セレナーデ さんの感想・評価
3.2
物語 : 3.0
作画 : 3.0
声優 : 3.5
音楽 : 3.5
キャラ : 3.0
状態:観終わった
我々が観たかったのは続編
これがやってるのは焼き増し。個としての判断より機械の判断を優先してしまう社会問題は1期でさんざん描写済み。主犯カムイもシビュラシステムから存在をはじき出された経験が犯行動機を形成しているあたり槙島さんの二番煎じ臭プンプン。手段や目的はなんであれ搦め手を用いてシビュラの統括する社会の欠陥や矛盾を突くストーリーラインもデジャビュ。1期の残した轍をそりゃ綺麗に沿った内容で、新鮮さもアトラクティビティもあったモンジャナイ。

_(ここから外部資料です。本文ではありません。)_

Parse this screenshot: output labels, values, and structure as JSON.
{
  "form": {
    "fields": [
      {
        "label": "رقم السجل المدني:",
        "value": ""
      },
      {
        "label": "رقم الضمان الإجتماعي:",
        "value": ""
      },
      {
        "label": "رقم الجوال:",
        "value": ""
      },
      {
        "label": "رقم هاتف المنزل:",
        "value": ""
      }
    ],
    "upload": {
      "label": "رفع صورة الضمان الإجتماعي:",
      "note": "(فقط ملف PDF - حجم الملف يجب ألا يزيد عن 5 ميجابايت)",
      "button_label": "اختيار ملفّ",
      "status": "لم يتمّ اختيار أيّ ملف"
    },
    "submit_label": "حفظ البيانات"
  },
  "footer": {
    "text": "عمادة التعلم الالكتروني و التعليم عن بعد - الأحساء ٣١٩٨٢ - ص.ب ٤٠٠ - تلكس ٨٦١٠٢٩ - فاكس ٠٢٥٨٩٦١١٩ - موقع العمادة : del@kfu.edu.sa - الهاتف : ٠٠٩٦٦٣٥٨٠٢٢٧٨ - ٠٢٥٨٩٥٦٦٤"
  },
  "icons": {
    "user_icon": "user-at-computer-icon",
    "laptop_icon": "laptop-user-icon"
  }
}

この焼き増しクオリティであることだけをもって、1期の評価が相対的に爆上げした感覚の裏づけを終了してもいいのだけど、レイヤーするようにさらに失態を犯したように思うのは、1期からのバトンタッチがうまくできていない印象があること。
監視官から執行官へと降格したギノさんのあれこれや、唯一シビュラの正体を認知している朱ちゃんとシビュラとの因縁など、1期終了後からいかような経過があったのか気になってたり、それこそ続編として今後の進展をじっくり描いてほしかったりするトピックがいろいろあるのに、「ハイ触れましたよー」とあっさり通過するか、豪快に無視してくれるもんだから、眺めててすごくヤキモキする。
その最たるものが霜月さんのクズな言動の数々ですよ。
言っておくと、別にクズキャラであること自体は構わないです。見事なまじくそキャラに変貌してたのは確かに驚きだったけども、朱ちゃんと対比・対立させるための手段として、否定的で陰湿な性格にした方向性自体は、全然ありだと思います。
問題は、彼女がああいう人格になってしまった結果に対するプロセスや原因がまったく描かれていないことです。
1期エンディング時点での彼女の目には、救えるはずだった友人を救えなかった臍をかむ思いからの正義感と、執行官と監視官との間にあるある意味で冷め切った世界観に未だ毒されていなかった清らかさとがあったように思います。
しかしいざ2期が始まってみると彼女は見事に変貌。執行官に対して差別意識マルダシだったばかりか、いざという時に保身に走ったり、同僚の揚げ足を取って上司にチクったりと、彼女の働きぶりはさんざん。
けど、それらの行動には彼女なりの理念が伴ってて、その理念に至るまでには、彼女のなかで何か変化や決意などがあったはずなのです。
そこをしっかり描いてフォローを入れてくれないと、見てるこちらとしては彼女の言動になにひとつ共感も擁護も感情移入もしてあげられないのですよ。社会的責任の回避を図ったり、道義的責任も全うしようとしない姿「だけ」を見せられても、自分では足を動かさないくせに自分より立場の下の者にはエバり散らす無能な公務員にしか映らなくてやむなし、視聴者からコンセンサスを得られなくて宜なるかな、というもの(もし、1期で彼女の見せていたどこか斜に構えた態度を準拠にしたつもりでああいうキャラクター性にしたのであれば、それは単純に脚本家の認識違い、斜に構えるのとクズな性格なのは全然違うと思うぞ)。
こういう、1期を観てた人が気にするであろうトピックを無視、軽視して、おかまいなしに自前の(焼き増しだけど)ストーリーを展開されるところを見てると、「うわあ、1期からのバトンタッチがぎこちねえな」って思っちゃう。
1期より面白くするために1期よりいっぱい人を殺さなきゃと言わんばかりに人を殺しまくったせいでメリハリも皆無。
総じて、脚本、作画、演出、キャラの魅力、全ての項目で、1期から1段階も2段階もギアが落ちたような、爽快感とは縁遠い仕上がりでございました。
マスコットのホロコスでパトロールするどこか地に足ついてた世界観も面影がなくなっててオラさみしい。